Love these....whats the serial?


----------



## Mercian (Apr 6, 2020)

Hi,

There are quite a few around in the US (more than the UK!), they were brought into the country post war, and sold through Sears.

This is an early example with twin seat tubes. This was quite a weak design, and later ones have single tubes.  The serial number is on a rear dropout, starts wit R and is probably less than 10000.

There seems to be the cranks, front brake, and hand grips missing, and I'm not sure about the rear hub; It should sat Mark X on it. I would also like to know the saddle type, it's stamped on the side.
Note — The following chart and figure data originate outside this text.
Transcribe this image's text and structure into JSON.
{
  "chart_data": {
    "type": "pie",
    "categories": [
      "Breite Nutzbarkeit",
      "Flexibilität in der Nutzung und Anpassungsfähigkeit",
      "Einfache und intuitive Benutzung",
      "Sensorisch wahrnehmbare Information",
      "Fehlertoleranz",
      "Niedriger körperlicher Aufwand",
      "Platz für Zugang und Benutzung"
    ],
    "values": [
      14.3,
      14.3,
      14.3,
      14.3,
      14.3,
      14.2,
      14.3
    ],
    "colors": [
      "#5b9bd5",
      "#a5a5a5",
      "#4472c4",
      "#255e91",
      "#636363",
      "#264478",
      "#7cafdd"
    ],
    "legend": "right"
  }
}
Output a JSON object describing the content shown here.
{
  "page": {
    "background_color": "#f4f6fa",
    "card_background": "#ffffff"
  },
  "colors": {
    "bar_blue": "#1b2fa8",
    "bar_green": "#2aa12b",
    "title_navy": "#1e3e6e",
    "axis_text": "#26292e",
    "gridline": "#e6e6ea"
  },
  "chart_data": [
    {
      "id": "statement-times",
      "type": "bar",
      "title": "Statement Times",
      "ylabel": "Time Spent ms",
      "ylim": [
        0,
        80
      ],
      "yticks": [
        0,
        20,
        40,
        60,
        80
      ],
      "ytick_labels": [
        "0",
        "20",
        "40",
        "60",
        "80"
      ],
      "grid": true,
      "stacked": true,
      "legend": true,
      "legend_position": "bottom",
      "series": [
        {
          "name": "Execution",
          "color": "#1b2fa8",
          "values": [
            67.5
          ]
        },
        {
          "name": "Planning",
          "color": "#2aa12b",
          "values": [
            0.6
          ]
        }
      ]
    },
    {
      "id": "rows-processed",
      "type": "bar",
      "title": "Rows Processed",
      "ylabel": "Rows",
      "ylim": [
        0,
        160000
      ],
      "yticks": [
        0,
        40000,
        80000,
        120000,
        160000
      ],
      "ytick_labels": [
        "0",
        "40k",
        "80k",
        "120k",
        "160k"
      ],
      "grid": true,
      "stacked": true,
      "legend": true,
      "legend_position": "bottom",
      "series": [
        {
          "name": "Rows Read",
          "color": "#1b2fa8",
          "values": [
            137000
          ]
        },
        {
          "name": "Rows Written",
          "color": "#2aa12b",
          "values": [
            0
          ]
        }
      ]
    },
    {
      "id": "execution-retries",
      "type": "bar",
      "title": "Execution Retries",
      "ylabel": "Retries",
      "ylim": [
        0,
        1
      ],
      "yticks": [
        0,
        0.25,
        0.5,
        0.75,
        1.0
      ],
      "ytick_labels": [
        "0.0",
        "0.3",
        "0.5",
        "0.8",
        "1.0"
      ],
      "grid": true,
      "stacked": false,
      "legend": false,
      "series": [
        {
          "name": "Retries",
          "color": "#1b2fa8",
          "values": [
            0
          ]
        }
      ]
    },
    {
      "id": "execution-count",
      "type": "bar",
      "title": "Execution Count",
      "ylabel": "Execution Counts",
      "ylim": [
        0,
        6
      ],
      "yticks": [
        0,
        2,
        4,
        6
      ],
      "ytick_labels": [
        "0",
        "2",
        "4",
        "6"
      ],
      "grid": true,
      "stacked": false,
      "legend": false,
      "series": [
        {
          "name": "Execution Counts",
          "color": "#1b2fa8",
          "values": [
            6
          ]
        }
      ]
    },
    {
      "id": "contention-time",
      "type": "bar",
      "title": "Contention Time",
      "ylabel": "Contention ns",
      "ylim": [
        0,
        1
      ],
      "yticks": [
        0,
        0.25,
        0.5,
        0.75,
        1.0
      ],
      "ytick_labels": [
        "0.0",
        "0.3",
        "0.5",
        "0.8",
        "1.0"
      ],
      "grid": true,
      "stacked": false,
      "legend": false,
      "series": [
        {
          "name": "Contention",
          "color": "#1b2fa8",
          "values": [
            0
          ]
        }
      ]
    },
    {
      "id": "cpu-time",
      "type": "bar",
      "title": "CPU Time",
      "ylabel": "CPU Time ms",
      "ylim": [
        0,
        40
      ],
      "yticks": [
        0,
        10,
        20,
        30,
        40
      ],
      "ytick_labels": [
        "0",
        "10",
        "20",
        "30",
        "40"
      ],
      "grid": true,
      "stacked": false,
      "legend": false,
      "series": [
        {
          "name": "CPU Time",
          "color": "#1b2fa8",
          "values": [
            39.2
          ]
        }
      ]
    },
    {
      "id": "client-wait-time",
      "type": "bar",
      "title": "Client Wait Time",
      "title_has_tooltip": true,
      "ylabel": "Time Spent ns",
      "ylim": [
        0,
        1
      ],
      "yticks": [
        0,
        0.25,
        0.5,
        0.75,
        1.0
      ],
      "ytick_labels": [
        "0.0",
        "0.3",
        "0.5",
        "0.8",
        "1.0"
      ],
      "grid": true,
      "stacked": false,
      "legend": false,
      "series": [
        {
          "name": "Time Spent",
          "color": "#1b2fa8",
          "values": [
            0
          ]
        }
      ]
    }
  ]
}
In declaration, I have three of the later bikes, and would like an early one like this.

Best Regards,

Adrian


----------



## fat tire trader (Apr 6, 2020)

I had an Armenian friend from San Francisco, who in the 1950s, bought one, put a Sturmey 3 speed on it and rode it around the world. He had newspaper articles about him with pictures from far away countries.

I've owned several BSA Parabikes including an early one like your's. My early one was broken and had been repaired.


----------



## redline1968 (Apr 6, 2020)

Seems like almost all ive read about broke at he hangar.. i think im leaving it with the repairs.. also it has to make them excedingly rare.  I have a plan on restoring it.  Save paint if i can but it looks like a full paint job.. the rims are correct  i believe there hubs are too ill look..  and check the seat too.


----------



## ChadC (Apr 6, 2020)

They are such cool bikes. Makes me want to dig mine out.


----------



## johan willaert (Apr 6, 2020)

Probably the most common WW2 military bicycle around today....

Plenty of them in Original finish and accessories came out of Denmark in 1999...

Just about every collector I know bought one then.... except me... Not into Brit stuff....


----------



## redline1968 (Apr 7, 2020)

Plenty around ....That will make it easy for this one to get parts..i guess these were prototypes.. here's a few more pics of the hub and frame numbers. the seat is a brooks #15.


----------